Undoubtedly, the aforesaid observations must carry the greatest weight and we respectfully agree with them, but at the same time they cannot be universally and mechanically applied to the facts of every case of sexual assault which comes before the court. 11. It cannot be lost sight of that rape causes the greatest distress and humiliation to the victim but at the same time a false allegation of rape can cause equal distress, humiliation and damage to the accused as well.

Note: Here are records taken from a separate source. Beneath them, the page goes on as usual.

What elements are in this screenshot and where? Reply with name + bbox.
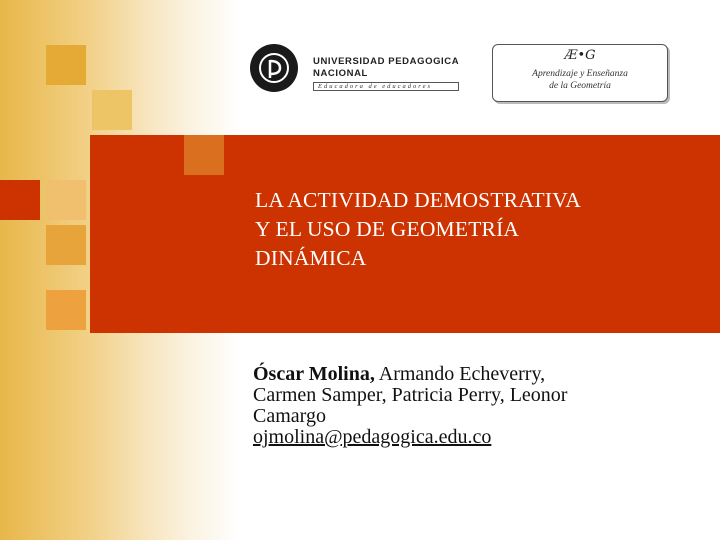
- title-line: Y EL USO DE GEOMETRÍA: [255, 217, 520, 241]
- authors-block: [253, 364, 673, 448]
- decor-square: [92, 90, 132, 130]
- university-name-line: NACIONAL: [313, 68, 368, 79]
- group-name-line: Aprendizaje y Enseñanza: [532, 69, 628, 79]
- title-line: DINÁMICA: [255, 246, 367, 270]
- university-name-line: UNIVERSIDAD PEDAGOGICA: [313, 56, 460, 67]
- email-link[interactable]: ojmolina@pedagogica.edu.co: [253, 426, 492, 448]
- university-name: [313, 56, 459, 80]
- authors-line: [253, 364, 673, 385]
- co-authors-text: Armando Echeverry,: [374, 363, 546, 385]
- presentation-title: [255, 186, 695, 273]
- decor-square: [46, 180, 86, 220]
- decor-square: [184, 135, 224, 175]
- decor-square: [46, 225, 86, 265]
- research-group-logo: [492, 44, 668, 102]
- university-motto: Educadora de educadores: [313, 82, 459, 91]
- group-name-line: de la Geometría: [549, 81, 611, 91]
- decor-square: [46, 290, 86, 330]
- decor-square: [46, 45, 86, 85]
- title-line: LA ACTIVIDAD DEMOSTRATIVA: [255, 188, 581, 212]
- authors-line: Carmen Samper, Patricia Perry, Leonor: [253, 384, 568, 406]
- university-seal-icon: [250, 44, 298, 92]
- lead-author-name: Óscar Molina,: [253, 363, 375, 385]
- university-logo: [250, 44, 462, 96]
- group-mark: Æ•G: [564, 48, 596, 63]
- decor-square: [0, 180, 40, 220]
- authors-line: Camargo: [253, 405, 326, 427]
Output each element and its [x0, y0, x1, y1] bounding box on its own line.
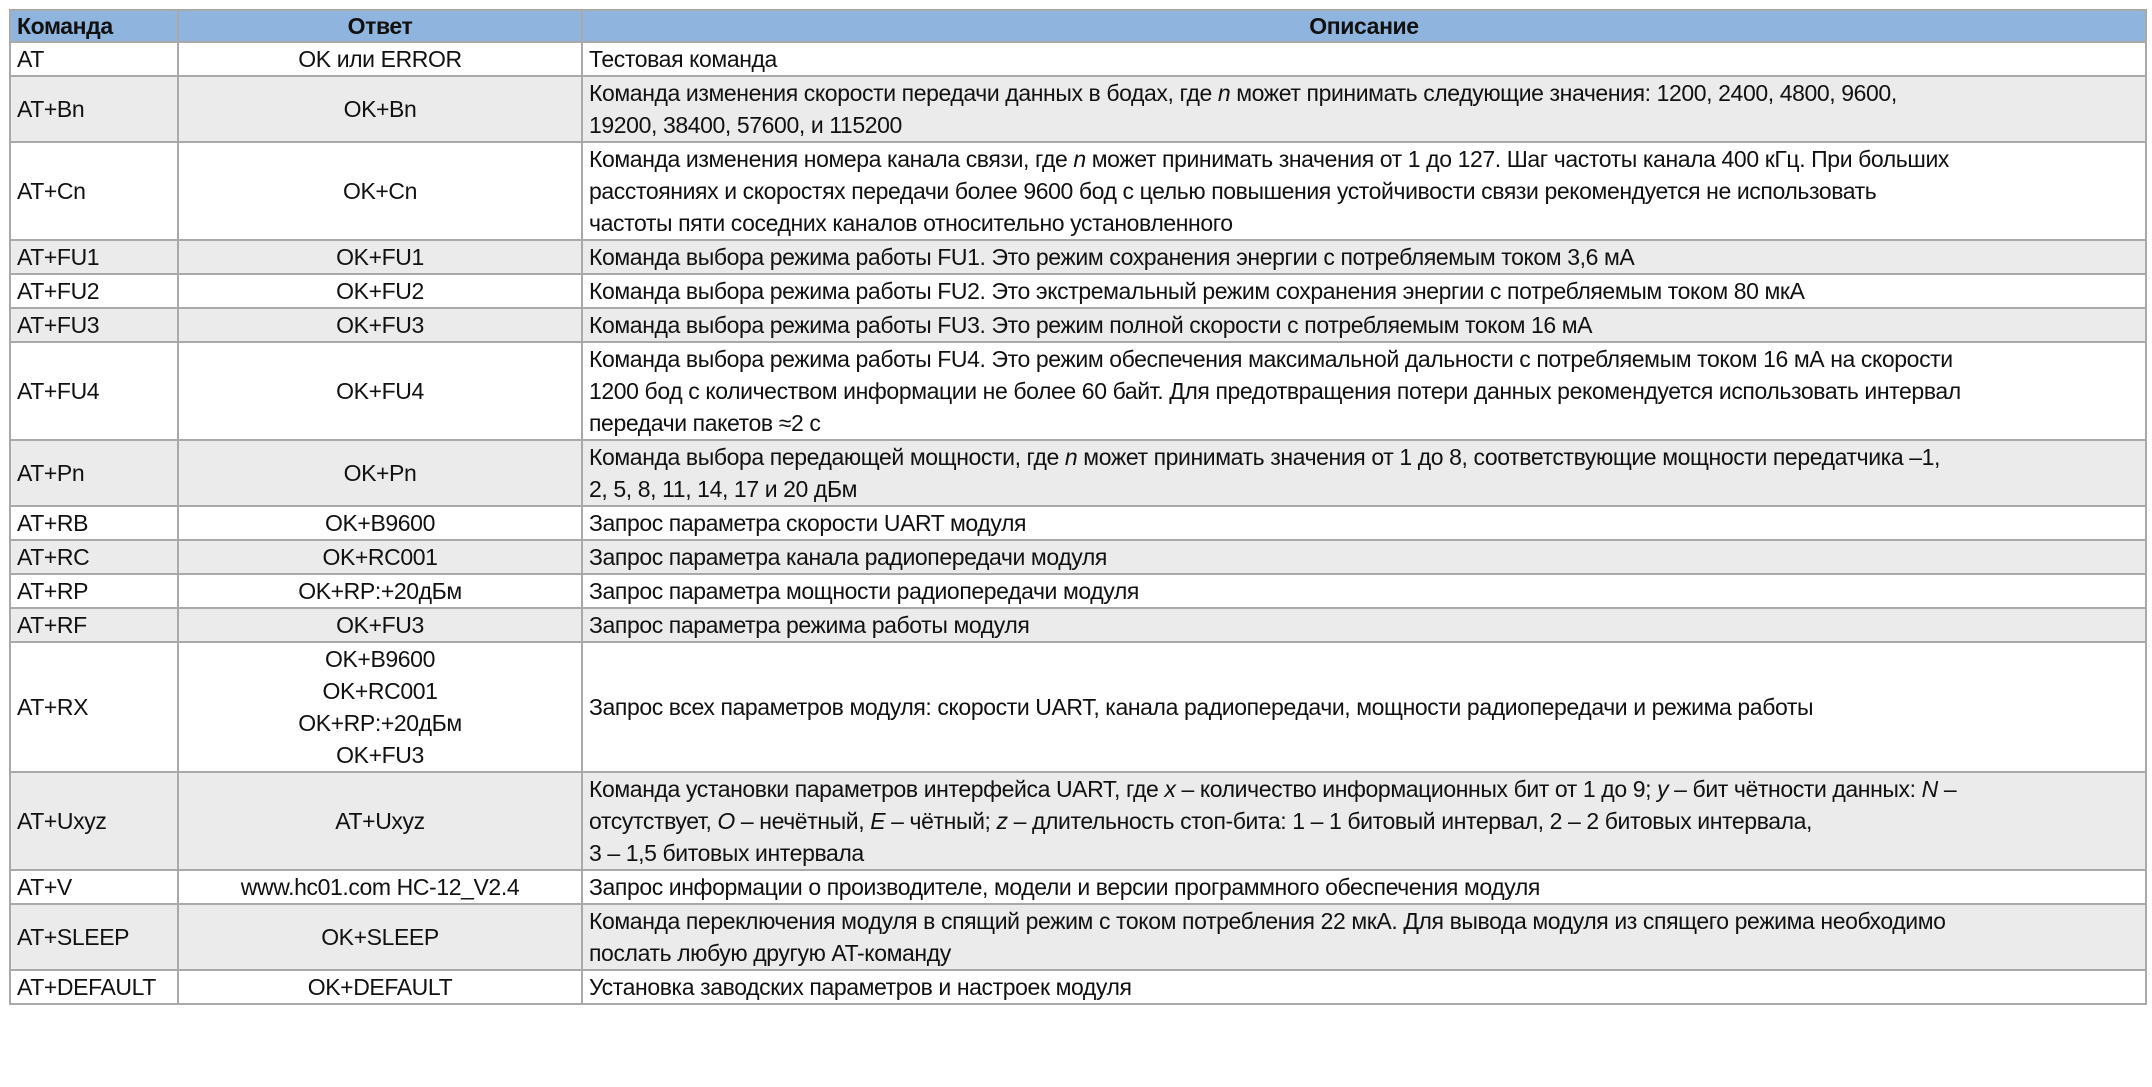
command-cell: AT: [10, 42, 178, 76]
table-row: [10, 342, 2146, 440]
table-row: [10, 970, 2146, 1004]
description-line: частоты пяти соседних каналов относительно установленного: [589, 210, 1233, 236]
command-cell: AT+FU2: [10, 274, 178, 308]
table-row: [10, 76, 2146, 142]
command-cell: AT+DEFAULT: [10, 970, 178, 1004]
command-cell: AT+SLEEP: [10, 904, 178, 970]
description-cell: [582, 904, 2146, 970]
description-line: Команда изменения скорости передачи данных в бодах, где n может принимать следующие значения: 1200, 2400, 4800, 9600,: [589, 80, 1897, 106]
response-line: OK+RP:+20дБм: [298, 710, 462, 736]
response-cell: [178, 870, 582, 904]
response-cell: [178, 772, 582, 870]
response-cell: [178, 440, 582, 506]
description-cell: [582, 342, 2146, 440]
response-cell: [178, 608, 582, 642]
response-line: OK+FU2: [336, 278, 424, 304]
command-cell: AT+FU3: [10, 308, 178, 342]
description-cell: [582, 308, 2146, 342]
response-cell: [178, 42, 582, 76]
description-line: Запрос параметра канала радиопередачи модуля: [589, 544, 1107, 570]
description-line: отсутствует, O – нечётный, E – чётный; z – длительность стоп-бита: 1 – 1 битовый интервал, 2 – 2 битовых интервала,: [589, 808, 1813, 834]
response-cell: [178, 904, 582, 970]
command-cell: AT+RB: [10, 506, 178, 540]
table-row: [10, 772, 2146, 870]
description-cell: [582, 540, 2146, 574]
table-row: [10, 308, 2146, 342]
response-line: OK+SLEEP: [321, 924, 439, 950]
description-cell: [582, 772, 2146, 870]
response-line: OK+Cn: [342, 178, 418, 204]
response-line: OK+RC001: [322, 544, 438, 570]
description-cell: [582, 42, 2146, 76]
description-line: Запрос всех параметров модуля: скорости UART, канала радиопередачи, мощности радиопередачи и режима работы: [589, 694, 1814, 720]
response-line: OK+Bn: [343, 96, 417, 122]
description-cell: [582, 870, 2146, 904]
at-commands-table: [9, 9, 2147, 1005]
response-line: OK+FU3: [336, 742, 424, 768]
description-line: послать любую другую AT-команду: [589, 940, 951, 966]
response-cell: [178, 142, 582, 240]
command-cell: AT+Bn: [10, 76, 178, 142]
table-row: [10, 440, 2146, 506]
description-line: Команда выбора режима работы FU1. Это режим сохранения энергии с потребляемым током 3,6 мА: [589, 244, 1635, 270]
at-commands-table-wrapper: [9, 9, 2145, 1005]
header-description: Описание: [582, 10, 2146, 42]
response-line: OK+B9600: [325, 646, 435, 672]
description-line: передачи пакетов ≈2 с: [589, 410, 821, 436]
command-cell: AT+RF: [10, 608, 178, 642]
table-body: [10, 42, 2146, 1004]
table-row: [10, 608, 2146, 642]
header-response: Ответ: [178, 10, 582, 42]
response-cell: [178, 76, 582, 142]
table-row: [10, 506, 2146, 540]
table-row: [10, 274, 2146, 308]
response-cell: [178, 240, 582, 274]
header-command: Команда: [10, 10, 178, 42]
description-cell: [582, 970, 2146, 1004]
description-line: Запрос параметра скорости UART модуля: [589, 510, 1027, 536]
command-cell: AT+RX: [10, 642, 178, 772]
table-row: [10, 642, 2146, 772]
response-cell: [178, 970, 582, 1004]
description-line: 3 – 1,5 битовых интервала: [589, 840, 864, 866]
description-cell: [582, 76, 2146, 142]
description-line: Команда выбора передающей мощности, где n может принимать значения от 1 до 8, соответствующие мощности передатчика –1,: [589, 444, 1940, 470]
description-line: Команда выбора режима работы FU3. Это режим полной скорости с потребляемым током 16 мА: [589, 312, 1593, 338]
description-cell: [582, 240, 2146, 274]
command-cell: AT+V: [10, 870, 178, 904]
response-cell: [178, 342, 582, 440]
description-line: Запрос параметра режима работы модуля: [589, 612, 1030, 638]
description-line: расстояниях и скоростях передачи более 9600 бод с целью повышения устойчивости связи рекомендуется не использовать: [589, 178, 1877, 204]
description-line: Запрос информации о производителе, модели и версии программного обеспечения модуля: [589, 874, 1540, 900]
description-line: 1200 бод с количеством информации не более 60 байт. Для предотвращения потери данных рекомендуется использовать интервал: [589, 378, 1961, 404]
description-cell: [582, 642, 2146, 772]
response-line: OK+Pn: [343, 460, 417, 486]
description-line: Установка заводских параметров и настроек модуля: [589, 974, 1132, 1000]
description-cell: [582, 274, 2146, 308]
response-line: OK+FU4: [336, 378, 424, 404]
response-cell: [178, 308, 582, 342]
table-row: [10, 870, 2146, 904]
response-cell: [178, 642, 582, 772]
response-line: www.hc01.com HC-12_V2.4: [240, 874, 520, 900]
description-line: Запрос параметра мощности радиопередачи модуля: [589, 578, 1139, 604]
description-cell: [582, 574, 2146, 608]
table-row: [10, 904, 2146, 970]
description-line: 19200, 38400, 57600, и 115200: [589, 112, 902, 138]
response-line: OK+RP:+20дБм: [298, 578, 462, 604]
table-row: [10, 240, 2146, 274]
response-line: OK+FU1: [336, 244, 424, 270]
response-line: OK или ERROR: [298, 46, 462, 72]
description-line: Команда установки параметров интерфейса UART, где x – количество информационных бит от 1 до 9; y – бит чётности данных: N –: [589, 776, 1957, 802]
response-cell: [178, 506, 582, 540]
table-row: [10, 142, 2146, 240]
table-row: [10, 42, 2146, 76]
description-line: Команда выбора режима работы FU2. Это экстремальный режим сохранения энергии с потребляемым током 80 мкА: [589, 278, 1805, 304]
response-cell: [178, 274, 582, 308]
response-cell: [178, 574, 582, 608]
command-cell: AT+Pn: [10, 440, 178, 506]
response-line: OK+B9600: [325, 510, 435, 536]
response-line: OK+FU3: [336, 612, 424, 638]
command-cell: AT+RP: [10, 574, 178, 608]
description-cell: [582, 142, 2146, 240]
description-line: Команда переключения модуля в спящий режим с током потребления 22 мкА. Для вывода модуля из спящего режима необходимо: [589, 908, 1946, 934]
description-line: Тестовая команда: [589, 46, 777, 72]
table-row: [10, 540, 2146, 574]
description-line: Команда выбора режима работы FU4. Это режим обеспечения максимальной дальности с потребляемым током 16 мА на скорости: [589, 346, 1953, 372]
command-cell: AT+RC: [10, 540, 178, 574]
table-header-row: [10, 10, 2146, 42]
table-row: [10, 574, 2146, 608]
command-cell: AT+Cn: [10, 142, 178, 240]
response-line: OK+FU3: [336, 312, 424, 338]
response-line: OK+RC001: [322, 678, 438, 704]
description-line: 2, 5, 8, 11, 14, 17 и 20 дБм: [589, 476, 858, 502]
description-line: Команда изменения номера канала связи, где n может принимать значения от 1 до 127. Шаг частоты канала 400 кГц. При больших: [589, 146, 1949, 172]
command-cell: AT+FU4: [10, 342, 178, 440]
description-cell: [582, 608, 2146, 642]
response-cell: [178, 540, 582, 574]
command-cell: AT+FU1: [10, 240, 178, 274]
response-line: AT+Uxyz: [335, 808, 425, 834]
command-cell: AT+Uxyz: [10, 772, 178, 870]
response-line: OK+DEFAULT: [307, 974, 453, 1000]
description-cell: [582, 506, 2146, 540]
description-cell: [582, 440, 2146, 506]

The accused must also be protected against the possibility of false implication, particularly where a large number of accused are involved. It must, further, be borne in mind that the broad principle is that an injured witness was present at the time when the incident happened and that ordinarily such a witness would not tell a lie as to the actual assailants, but there is no presumption or any basis for assuming that the statement of such a witness is always correct or without any embellishment or exaggeration." 38. As stated above, this Court finds that there are inherent infirmities in the evidence of PW-1 and the circumstances surrounding it. It is artificial and unimaginable that an able-bodied women was forcibly taken in a motorcycle through a road along a Village consisting of several houses and thereafter, being taken to a place under threat and repeatedly being raped by the accused against her will, thereby improbabilising the case of the Prosecution. 39. Further, the medical evidence, the attendant facts and circumstances of the case also belies the allegation of rape. The version of the Prosecutrix is improbable and it is difficult to accept the same on its face value, which completely lacks corroboration on material particulars, regarding the incident. Having carefully scrutinized the evidence on record, this Court is of the opinion that the Prosecution has not proved its case beyond all reasonable doubts and consequently, the appellants are entitled to the benefit of doubt and thereby entitled to acquittal from the charges alleged against them. 40. In the result, this Criminal Appeal is allowed. The impugned judgment of conviction and sentence is set aside. The Appellants are acquitted of the charges levelled against them. The bail bond, if any executed by the Appellants, shall stand cancelled and the fine amount, if any paid by the Appellants, shall be refunded to them.